Finalmente è giunta la notizia che tanti aspettavano. Vi ricordate Meriam Ibrahim, la donna condannata a morte per apostasia in Sudan , finalmente è stata liberata.
La corte d’appello ha ordinato la sua scarcerazione e la cancellazione della precedente sentenza che prevedeva anche 100 frustate per il reato di aver sposato un uomo di fede non musulmana, il marito Daniel Wadi è infatti cristiano.
Dopo il suo rilascio Meriam è stata trasferita in una casa sicura, perché l’odissea di questa donna coraggiosa e perseguitata, non è finita qui.
La sua stessa famiglia infatti l’ha minacciata di morte, qualora la sentenza non fosse stata applicata.
Intorno al caso di Meriam si era costituita una forte pressione da parte dei governi occidentali, la sua vicenda infatti aveva toccato le coscienze di moltissime persone scatenando reazioni di protesta in tutto il mondo a sostegno di questa donna “colpevole”, secondo la sharia in vigore in Sudan, di essere di fede cristiana pur avendo padre musulmano e di averne sposato uno.
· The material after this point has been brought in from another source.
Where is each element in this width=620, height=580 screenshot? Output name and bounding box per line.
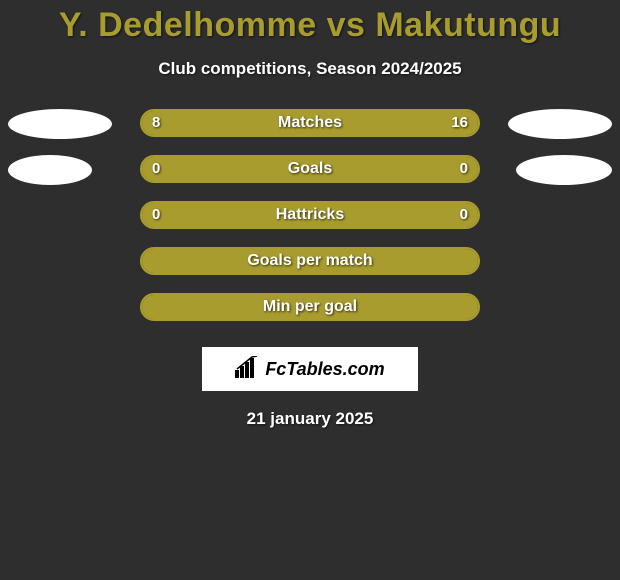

La causa legale contro questa donna era sorta quando alcuni sconosciuti che si professavano parenti della signora Ibrahim, avevano sporto denuncia.
Da lì poi la situazione era precipitata fino all’incarcerazione e condanna a morte di Meriam.
Ora però il peggio è passato.
Secondo Abobaker Safwan, un attivista che ha collaborato alla liberazione di Meriam, il governo sudanese si sarebbe trovato in una posizione molto imbarazzante nei confronti dell’opinione pubblica internazionale e non avrebbe voluto altra pubblicità negativa.
Ora si sta lavorando per mandare Meriam in America, dove potrebbe essere riconosciuta come rifugiata.
Il senatore americano del Missouri Roy Blunt, in modo particolare, si è interessato del caso di questa donna e ha confermato di continuare a lavorare per il trasferimento di Meriam e i suoi negli Usa.
Secondo Juergen Schurr, consulente legale per i diritti umani, Meriam potrebbe addirittura ricevere un risarcimento da parte del governo sudanese per il torto subito.
Anche Amnesty International che ha sostenuto la causa di Meriam attraverso una petizione, pare essere concorde. L’associazione inoltre sottolinea le brutali condizioni in cui la donna è stata tenuta durante la sua prigionia.
Meriam infatti è rimasta incatenata fino alla nascita della figlia Maya, nata 12 giorni dopo che la sentenza di morte era stata emessa.
Solo dopo che è nata la bambini, per ordine del medico, le sono state rimosse le catene e la situazione è leggermente migliorata.
Ora si spera che Meriam e i suoi possano trovare un po’ di pace dopo l’orribile vicenda attraversata.
Ed ora un video che mostra il marito, nonchè padre di 2 bambini, raccontare questa triste storia!
Unimamme, finalmente una storia che si è conclusa grazie anche alla partecipazione di tutti. Grazie a Amnesty e grazie a chi ha firmato la petizione!